BPI Lead Economist Jun Neri said election-related spending in April and early May provided some output cushion. However, he said the growth rate could have been a lot faster if commodity prices had not surged from Feb to June.

Mapa added that only a small portion of election spending was included in the second quarter since the bulk has been accounted for in the first quarter.

Last year, the country's GDP growth rate rebounded to 12.1 percent after COVID-19 restrictions were slightly eased. In 2020, the economy shrank to a historic low of -16.9 percent as many industries and sectors were closed to curb the spread of the disease.

The PSA said second-quarter GDP growth was driven mainly by the expansion of wholesale and retail trade; repair of motor vehicles and motorcycles, construction, and transportation and storage.

“Major economic sectors, namely: Agriculture, forestry, and fishing, Industry and Services all posted positive growths in the second quarter of 2022 with 0.2 percent, 6.3 percent, and 9.1 percent, respectively,” the agency added.

The PSA also noted that household consumption grew by 8.6 percent, while government consumption grew 11.1 percent.

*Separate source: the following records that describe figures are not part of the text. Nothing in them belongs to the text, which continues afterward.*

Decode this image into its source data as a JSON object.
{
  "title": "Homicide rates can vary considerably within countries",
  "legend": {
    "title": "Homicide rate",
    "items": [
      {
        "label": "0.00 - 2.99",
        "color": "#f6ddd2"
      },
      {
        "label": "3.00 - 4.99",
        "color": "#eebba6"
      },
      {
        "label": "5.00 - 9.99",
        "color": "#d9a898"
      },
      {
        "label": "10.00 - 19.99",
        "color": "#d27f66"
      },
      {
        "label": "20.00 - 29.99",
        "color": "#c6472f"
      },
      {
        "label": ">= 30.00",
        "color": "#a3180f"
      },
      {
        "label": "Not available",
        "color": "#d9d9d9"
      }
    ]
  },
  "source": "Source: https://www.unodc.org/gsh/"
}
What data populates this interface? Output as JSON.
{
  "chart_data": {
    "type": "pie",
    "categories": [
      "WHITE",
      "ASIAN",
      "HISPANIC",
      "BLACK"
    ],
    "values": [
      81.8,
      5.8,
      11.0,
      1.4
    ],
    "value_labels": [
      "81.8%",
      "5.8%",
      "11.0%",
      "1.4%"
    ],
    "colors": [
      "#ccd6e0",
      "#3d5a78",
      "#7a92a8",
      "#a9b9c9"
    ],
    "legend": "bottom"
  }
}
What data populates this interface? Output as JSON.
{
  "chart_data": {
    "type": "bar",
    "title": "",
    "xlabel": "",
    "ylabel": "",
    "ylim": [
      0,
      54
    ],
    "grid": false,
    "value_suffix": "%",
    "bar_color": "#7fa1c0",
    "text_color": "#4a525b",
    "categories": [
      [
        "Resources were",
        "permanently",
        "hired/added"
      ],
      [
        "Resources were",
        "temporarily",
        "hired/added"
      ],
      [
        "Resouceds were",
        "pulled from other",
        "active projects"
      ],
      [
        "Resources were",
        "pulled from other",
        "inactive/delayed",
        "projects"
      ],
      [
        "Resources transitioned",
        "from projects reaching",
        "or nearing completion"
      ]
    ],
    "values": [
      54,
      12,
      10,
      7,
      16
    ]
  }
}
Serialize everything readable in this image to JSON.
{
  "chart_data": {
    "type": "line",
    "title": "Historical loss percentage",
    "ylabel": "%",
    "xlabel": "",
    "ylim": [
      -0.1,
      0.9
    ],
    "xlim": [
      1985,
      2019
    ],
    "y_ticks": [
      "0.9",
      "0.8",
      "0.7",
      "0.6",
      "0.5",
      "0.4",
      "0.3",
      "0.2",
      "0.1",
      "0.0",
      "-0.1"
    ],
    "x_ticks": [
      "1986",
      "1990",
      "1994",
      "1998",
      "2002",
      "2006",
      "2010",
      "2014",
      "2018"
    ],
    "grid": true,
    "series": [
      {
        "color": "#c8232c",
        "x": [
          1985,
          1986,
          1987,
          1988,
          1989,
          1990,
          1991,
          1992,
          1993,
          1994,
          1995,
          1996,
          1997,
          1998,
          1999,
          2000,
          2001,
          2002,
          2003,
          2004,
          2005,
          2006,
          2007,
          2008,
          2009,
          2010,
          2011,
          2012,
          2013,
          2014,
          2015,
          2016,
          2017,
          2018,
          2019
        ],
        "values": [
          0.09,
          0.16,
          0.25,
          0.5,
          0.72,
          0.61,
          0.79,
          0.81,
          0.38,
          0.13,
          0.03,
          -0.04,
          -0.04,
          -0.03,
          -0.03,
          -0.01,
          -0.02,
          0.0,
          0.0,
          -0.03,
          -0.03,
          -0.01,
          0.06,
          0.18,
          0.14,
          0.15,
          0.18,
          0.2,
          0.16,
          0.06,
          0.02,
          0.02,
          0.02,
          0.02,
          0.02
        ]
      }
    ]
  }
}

Exports also grew but were still outpaced by imports. 

Economic managers are expecting GDP to grow between 6.5 to 7.5 percent this year, down from 7 to 8 percent amid rising inflation and interest rates. 

Balisacan credited the country’s strong growth to the opening up of the economy and the effective management of the outbreak. 

“For the remainder of the year, we must apply the same or even better risk-management protocols and protect the most vulnerable against high inflation and other shocks, and scarring due to COVID-19,” Balisacan said. 

He said growth "may not be as fast" in the second quarter but is still likely to hit the target of 6.5 to 7.5 percent for the year.

To achieve a cumulative 7.5 percent growth, the economy needs to grow by 7.2 percent in the second half of the year, he said. 

He said the government is committed to fully reopening the country including the return of face-to-face classes.

“Yes the road ahead is difficult, but it is surmountable,” he added. 

The PSA earlier reported that while the unemployment rate remained steady at 6 percent in June, more than half a million new Filipino workers had found jobs.